New Jersey — The proposed legislation in New Jersey goes significantly further. Assembly Bill 3715 and Senate Bill 1410 was introduced in earlier this year. If passed, significantly it would make the non-compete agreements unenforceable against:
(1) an employee who is classified as nonexempt under the federal “Fair Labor Standards Act of 1938” (29 U.S.C. s.201 et seq.); (2) an undergraduate or graduate student that undertakes an internship or otherwise enters into a short-term employment relationship with an employer, whether paid or unpaid, while enrolled in a full-time or part-time undergraduate or graduate educational institution; (3) an apprentice participating in an apprenticeship program registered by the Office of Apprenticeship of the U.S. Department of Labor and meeting the standards established by the office, or registered by a State apprenticeship agency recognized by the office; (4) a seasonal or temporary employee; (5) an employee who has been terminated without a determination of misconduct or laid off by action of the employer; (6) an independent contractor; (7) an employee under the age of 18; (8) a low-wage employee; or (9) an employee whose period of service to an employer is less than one year.
For employees who fall outside of these carve outs, the proposed law goes beyond codifying the existing common law requirements. Employers, under the bill, would have ten days after termination of employment to notify employee of intent to enforce the non-compete agreement. Failure to notify would void the agreement. Except when terminated with cause, the bill would also require employers to continue to pay salary and provide benefits for the duration of the agreement. The duration of non-compete agreements would be limited to a year.

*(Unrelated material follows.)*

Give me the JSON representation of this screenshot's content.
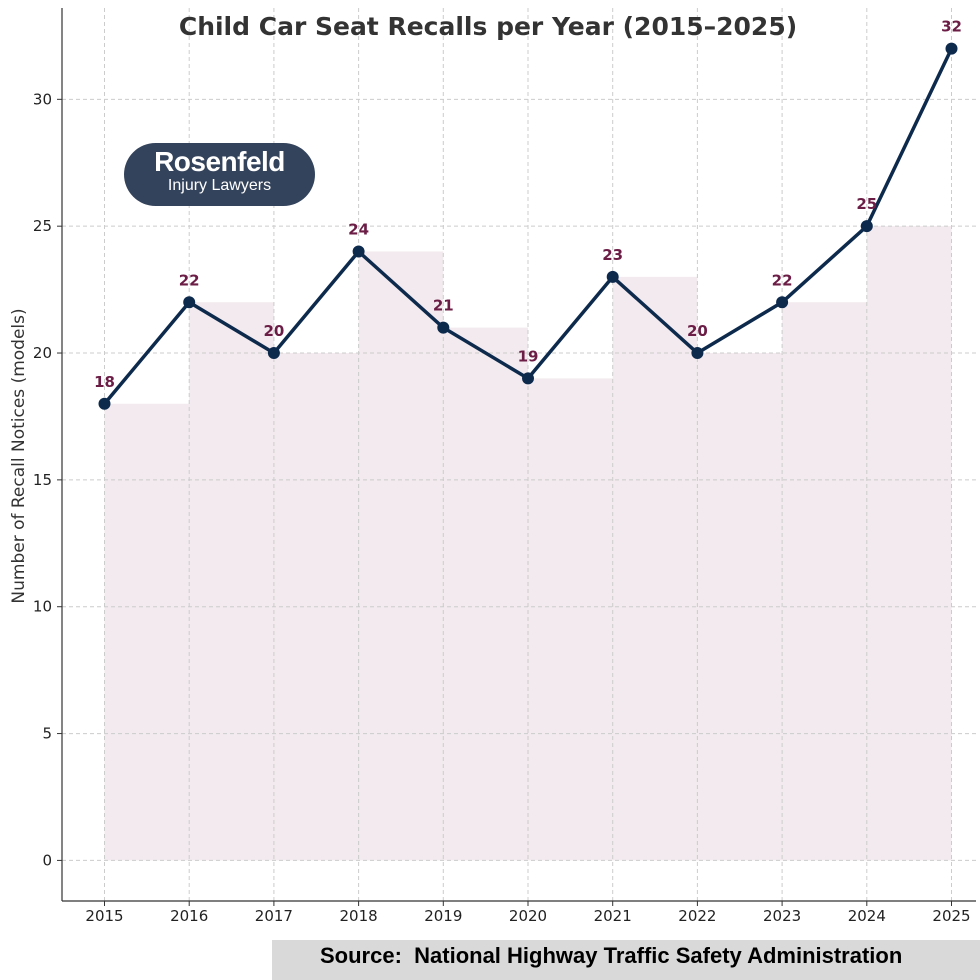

The bill creates a cause of action with a liquidated damages cap of $10,000. If passed, the bill would take effect immediately and include a workplace posting requirement.
The proposed law in New York which does not depart from New York common law would not change much. New York employers who wish to include non-compete agreements will need to continue to draft non-compete agreements narrowly, making sure to tailor them to specific enumerated interests, and include blue pencil provisions to ensure maximum enforceability. New York courts treat non-solicitation agreements similarly to non-compete agreements and the same steps should be taken. The proposed law in New Jersey, while subject to change, may make employers think twice before including non-compete agreements for high wage employees and bans use in low wage employment contracts. Until it is passed, New Jersey employers should continue to adhere to the common law requirements and include blue pencil provisions.
Both laws reflect the national trend towards doing away with or limiting non-compete agreements and other restrictive covenants on a state level. The Federal Trade Commission (FTC) may also be considering federal regulations either limiting or banning non-competes agreements nationwide. The scope of potential regulations and whether or not they will be enforceable remains to be seen. New York and New Jersey employers who utilize non-compete agreements to protect their interests should keep an eye on their state legislatures.